ASPAN Past President Terry Clifford related the natural wonder of the aspen tree’s impact on its surroundings when she introduced Roots of Knowledge, Seeds of Transformation as her theme for 2009-2010.2 She compared ASPAN’s growth and evolution to the life cycle of the aspen tree which is known for its ability to regenerate and adapt following adversity. As ASPAN grows and spreads its influence throughout the world, we must adapt to the changing needs of the members and the organization. Complacency is incompatible with greatness. We must not take our members or our organization for granted. We must nurture creativity and innovation. If greatness is our destiny, we must build upon what we do better than any other organization--conduct original perianesthesia research, publish evidence-based perianesthesia practice recommendations and present the latest in perianesthesia education.  These are the components of ASPAN’s DNA. This is our road from “good to great.”

Challenge Yourself
As a manager, I challenged staff to do something that scared them, just a little bit, every day. I encourage all of you, both novice and experienced leaders, to believe in yourselves, to be daring, creative and innovative in problem-solving, to challenge yourselves and your teams, and to take a risk in the limits you set for personal and professional development. Don’t be the boulder blocking your own path. I sometimes say that I stumbled into perianesthesia nursing. I did “land” in a recovery room quite by accident and that simple decision shaped my future and my life’s work.

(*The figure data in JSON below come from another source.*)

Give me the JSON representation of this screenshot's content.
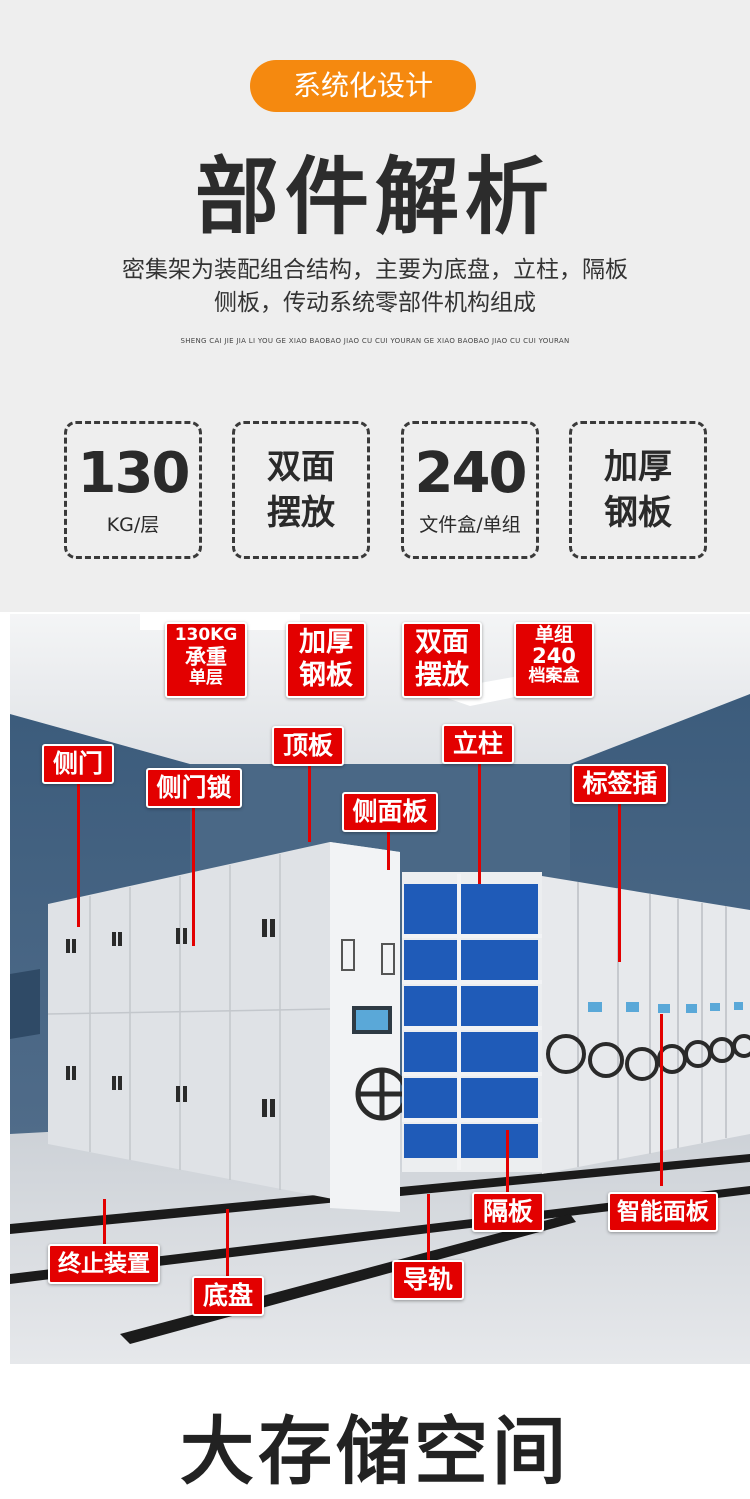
{
  "header": {
    "tag": "系统化设计",
    "title": "部件解析",
    "description_line1": "密集架为装配组合结构，主要为底盘，立柱，隔板",
    "description_line2": "侧板，传动系统零部件机构组成",
    "pinyin": "SHENG CAI JIE JIA  LI YOU GE XIAO BAOBAO  JIAO CU CUI YOURAN GE XIAO BAOBAO  JIAO CU CUI YOURAN"
  },
  "features": [
    {
      "value": "130",
      "unit": "KG/层"
    },
    {
      "text_line1": "双面",
      "text_line2": "摆放"
    },
    {
      "value": "240",
      "unit": "文件盒/单组"
    },
    {
      "text_line1": "加厚",
      "text_line2": "钢板"
    }
  ],
  "badges": [
    {
      "line1": "130KG",
      "line2": "承重",
      "line3": "单层"
    },
    {
      "line1": "加厚",
      "line2": "钢板"
    },
    {
      "line1": "双面",
      "line2": "摆放"
    },
    {
      "line1": "单组",
      "line2": "240",
      "line3": "档案盒"
    }
  ],
  "callouts": {
    "side_door": "侧门",
    "side_door_lock": "侧门锁",
    "top_panel": "顶板",
    "column": "立柱",
    "side_panel": "侧面板",
    "label_slot": "标签插",
    "shelf": "隔板",
    "smart_panel": "智能面板",
    "end_stop": "终止装置",
    "chassis": "底盘",
    "guide_rail": "导轨"
  },
  "footer": {
    "title": "大存储空间"
  },
  "colors": {
    "accent_orange": "#f5890f",
    "callout_red": "#e30000",
    "binder_blue": "#1f5bb8"
  }
}
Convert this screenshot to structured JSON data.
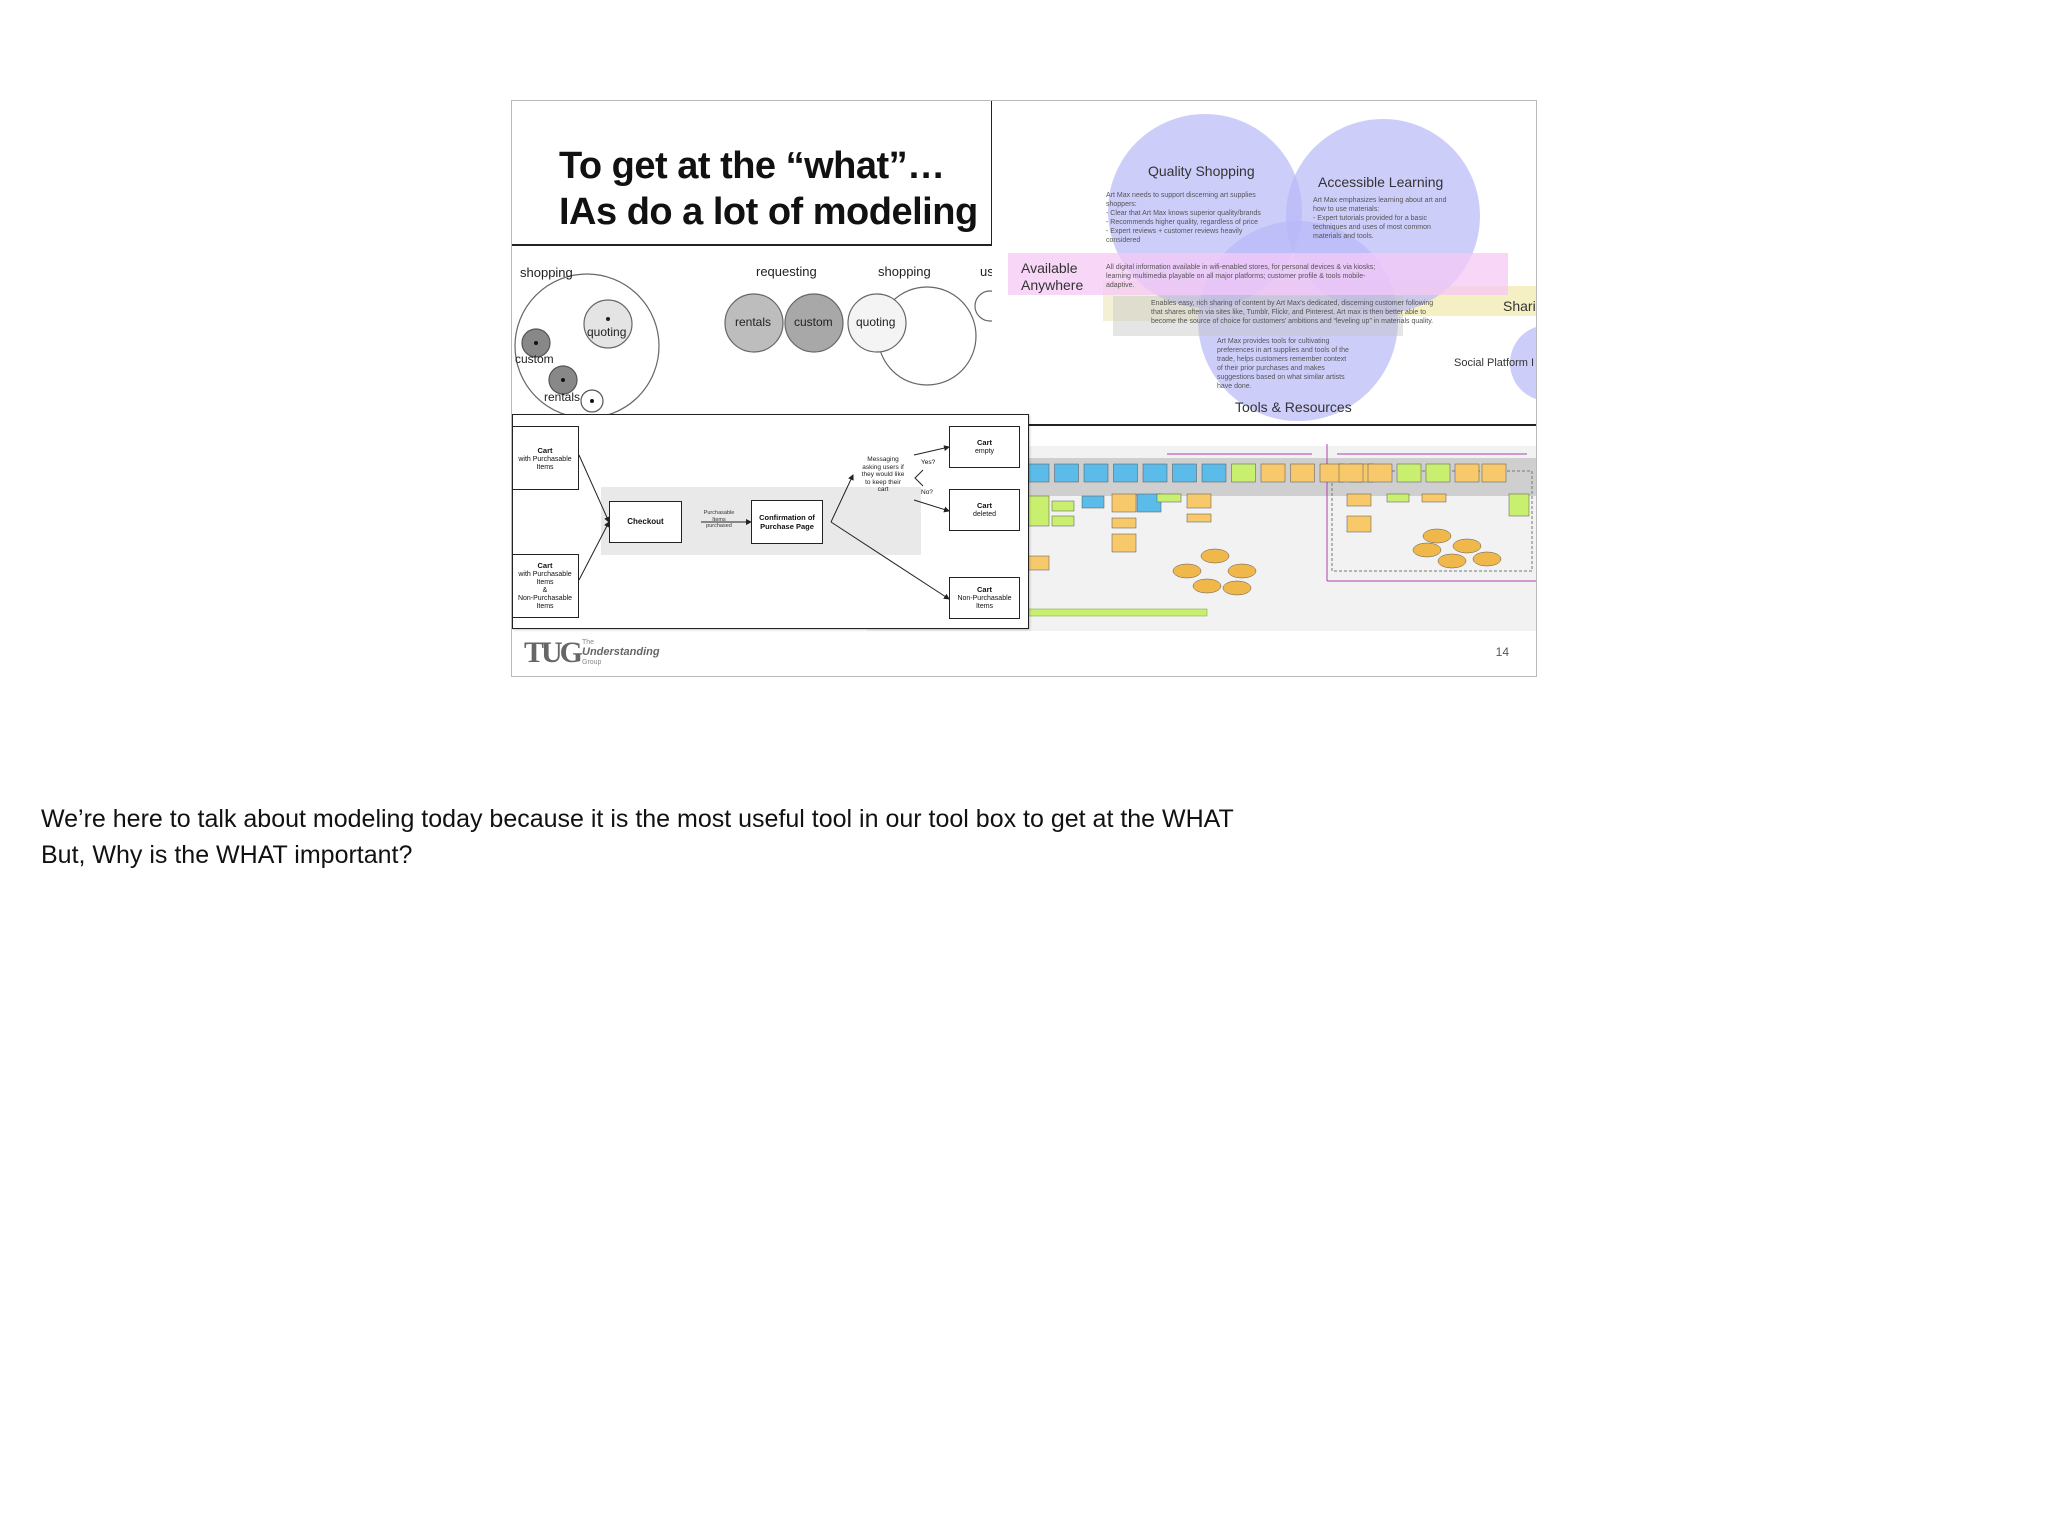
{
  "slide": {
    "title_line1": "To get at the “what”…",
    "title_line2": "IAs do a lot of modeling",
    "page_number": "14",
    "logo": {
      "mark": "TUG",
      "line1": "The",
      "line2": "Understanding",
      "line3": "Group"
    }
  },
  "bubble_model": {
    "col_shopping_1": "shopping",
    "col_requesting": "requesting",
    "col_shopping_2": "shopping",
    "col_cut": "us",
    "quoting_small": "quoting",
    "custom_small": "custom",
    "rentals_small": "rentals",
    "rentals_big": "rentals",
    "custom_big": "custom",
    "quoting_big": "quoting"
  },
  "venn": {
    "quality_title": "Quality Shopping",
    "quality_body": [
      "Art Max needs to support discerning art supplies",
      "shoppers:",
      "-  Clear that Art Max knows superior quality/brands",
      "-  Recommends higher quality, regardless of price",
      "-  Expert reviews + customer reviews heavily",
      "   considered"
    ],
    "learning_title": "Accessible Learning",
    "learning_body": [
      "Art Max emphasizes learning about art and",
      "how to use materials:",
      "-  Expert tutorials provided for a basic",
      "   techniques and uses of most common",
      "   materials and tools."
    ],
    "available_title_1": "Available",
    "available_title_2": "Anywhere",
    "available_body": [
      "All digital information available in wifi-enabled stores, for personal devices & via kiosks;",
      "learning multimedia playable on all major platforms; customer profile & tools mobile-",
      "adaptive."
    ],
    "sharing_title": "Shari",
    "sharing_body": [
      "Enables easy, rich sharing of content by Art Max's dedicated, discerning customer following",
      "that shares often via sites like, Tumblr, Flickr, and Pinterest. Art max is then better able to",
      "become the source of choice for customers' ambitions and “leveling up” in materials quality."
    ],
    "tools_title": "Tools & Resources",
    "tools_body": [
      "Art Max provides tools for cultivating",
      "preferences in art supplies and tools of the",
      "trade, helps customers remember context",
      "of their prior purchases and makes",
      "suggestions based on what similar artists",
      "have done."
    ],
    "social_title": "Social Platform I"
  },
  "flow": {
    "cart1": {
      "title": "Cart",
      "lines": [
        "with Purchasable",
        "Items"
      ]
    },
    "cart2": {
      "title": "Cart",
      "lines": [
        "with Purchasable",
        "Items",
        "&",
        "Non-Purchasable",
        "Items"
      ]
    },
    "checkout": "Checkout",
    "purchasable_note": [
      "Purchasable",
      "Items",
      "purchased"
    ],
    "confirmation": [
      "Confirmation of",
      "Purchase Page"
    ],
    "messaging": [
      "Messaging",
      "asking users if",
      "they would like",
      "to keep their",
      "cart"
    ],
    "yes": "Yes?",
    "no": "No?",
    "cart_empty": {
      "title": "Cart",
      "sub": "empty"
    },
    "cart_deleted": {
      "title": "Cart",
      "sub": "deleted"
    },
    "cart_nonpurch": {
      "title": "Cart",
      "lines": [
        "Non-Purchasable",
        "Items"
      ]
    }
  },
  "notes": {
    "line1": "We’re here to talk about modeling today because it is the most useful tool in our tool box to get at the WHAT",
    "line2": "But, Why is the WHAT important?"
  },
  "colors": {
    "venn_blue": "#b8b8f8",
    "venn_pink": "#f6c8f6",
    "venn_yellow": "#f6efb0",
    "swim_blue": "#5bbcea",
    "swim_yellow": "#f7c96a",
    "swim_green": "#c8f06e",
    "swim_orange": "#f0b84a"
  }
}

Perhaps Robert Frost expressed it best in his poem, The Road Not Taken, which concludes: 

“Two roads diverged in a yellow wood, and I —
I took the one less traveled by,
And that has made all the difference.”

The time spent travelling the perianesthesia road with ASPAN can be your best professional experience. It is never too late to push at the boundaries or limitations we allow others to put around us. Commit to doing something which scares you just a little bit. Detect the greatness in yourself. You will find proof in your own practice.

  1. Collins J. Good to Great: Why Some Companies Make the Leap…and Others Don’t. New York, NY: Harper Business/Harper Collins Publishers; 2001.
  2. Clifford T.  Roots of Knowledge, Seeds of Transformation: The Ecology of Perianesthesia Practice. Breathline. 2009;29:3. 
  3. Frost R. The road not taken. In: Mountain Interval. New York, NY: Henry Holt and Company; 1920; Bartleby.com, 1999. Available at: www.bartleby.com/119/. Accessed February 28, 2017.